The governors who signed onto the letter said the policy choices of the president and vice president have led to “inhumane treatment of tens of thousands of children” being held in U.S. custody.

The letter addresses a request to provide housing for migrants, including unaccompanied minors, from the U.S. Department of Health and Human Services to the states in April — a request Ricketts denied.

“Nebraska is declining their request because we are reserving our resources for serving our kids,” Ricketts said in April. “I do not want our kids harmed as the result of President Biden’s bad policies.”

The governors also blasted the Biden administration for attempting to circumvent their decisions by asking private organizations and nonprofits to house migrant children.

According to the Washington Post, children and teenagers who cross the border without parents are typically held for one month while the government searches for family members or other potential sponsors that can take custody.

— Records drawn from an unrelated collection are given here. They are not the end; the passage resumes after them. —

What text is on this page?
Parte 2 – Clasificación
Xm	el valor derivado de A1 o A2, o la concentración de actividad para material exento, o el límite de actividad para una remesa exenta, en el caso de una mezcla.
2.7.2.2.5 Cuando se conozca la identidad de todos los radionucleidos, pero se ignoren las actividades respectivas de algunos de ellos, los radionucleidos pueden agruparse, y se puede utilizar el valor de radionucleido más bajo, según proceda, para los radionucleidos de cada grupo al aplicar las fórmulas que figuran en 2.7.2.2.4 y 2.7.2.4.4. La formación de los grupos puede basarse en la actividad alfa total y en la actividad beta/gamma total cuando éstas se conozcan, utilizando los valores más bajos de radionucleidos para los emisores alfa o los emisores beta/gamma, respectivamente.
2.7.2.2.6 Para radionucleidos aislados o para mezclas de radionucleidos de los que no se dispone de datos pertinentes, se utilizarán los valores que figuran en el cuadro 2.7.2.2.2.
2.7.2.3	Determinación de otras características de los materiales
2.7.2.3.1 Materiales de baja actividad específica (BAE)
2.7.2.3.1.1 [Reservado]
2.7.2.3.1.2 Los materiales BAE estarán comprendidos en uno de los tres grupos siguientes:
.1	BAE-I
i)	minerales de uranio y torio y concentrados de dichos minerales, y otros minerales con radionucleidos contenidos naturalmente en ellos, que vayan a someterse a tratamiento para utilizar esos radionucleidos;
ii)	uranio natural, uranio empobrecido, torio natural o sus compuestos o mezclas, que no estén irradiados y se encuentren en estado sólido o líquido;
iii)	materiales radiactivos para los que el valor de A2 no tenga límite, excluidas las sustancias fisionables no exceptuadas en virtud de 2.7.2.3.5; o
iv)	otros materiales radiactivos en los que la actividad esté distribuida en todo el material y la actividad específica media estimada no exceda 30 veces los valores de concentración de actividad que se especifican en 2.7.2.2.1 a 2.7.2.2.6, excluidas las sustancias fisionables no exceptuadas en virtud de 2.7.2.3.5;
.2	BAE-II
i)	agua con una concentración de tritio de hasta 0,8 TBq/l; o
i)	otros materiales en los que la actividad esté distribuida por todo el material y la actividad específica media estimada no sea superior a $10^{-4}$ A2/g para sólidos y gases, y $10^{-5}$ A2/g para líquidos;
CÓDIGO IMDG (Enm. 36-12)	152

But the Republicans called those actions “unacceptable and unsustainable.”

“We have neither the resources nor the obligation to solve the federal government’s problem and foot the bill for the consequences of this administration’s misguided actions,” the letter states.

In addition to Ricketts, governors from Alabama, Arizona, Arkansas, Georgia, Idaho, Indiana, Iowa, Mississippi, Missouri, Montana, New Hampshire, North Dakota, Oklahoma, South Carolina, South Dakota, Tennessee, Texas, Utah and Wyoming signed onto the letter.

They asked Biden to abandon policies they say made a “self-created crisis that exploits families, undermines public safety, and threatens our national security.”

“We urge you to take action to end the humanitarian crisis and secure our southern border immediately,” the governors wrote.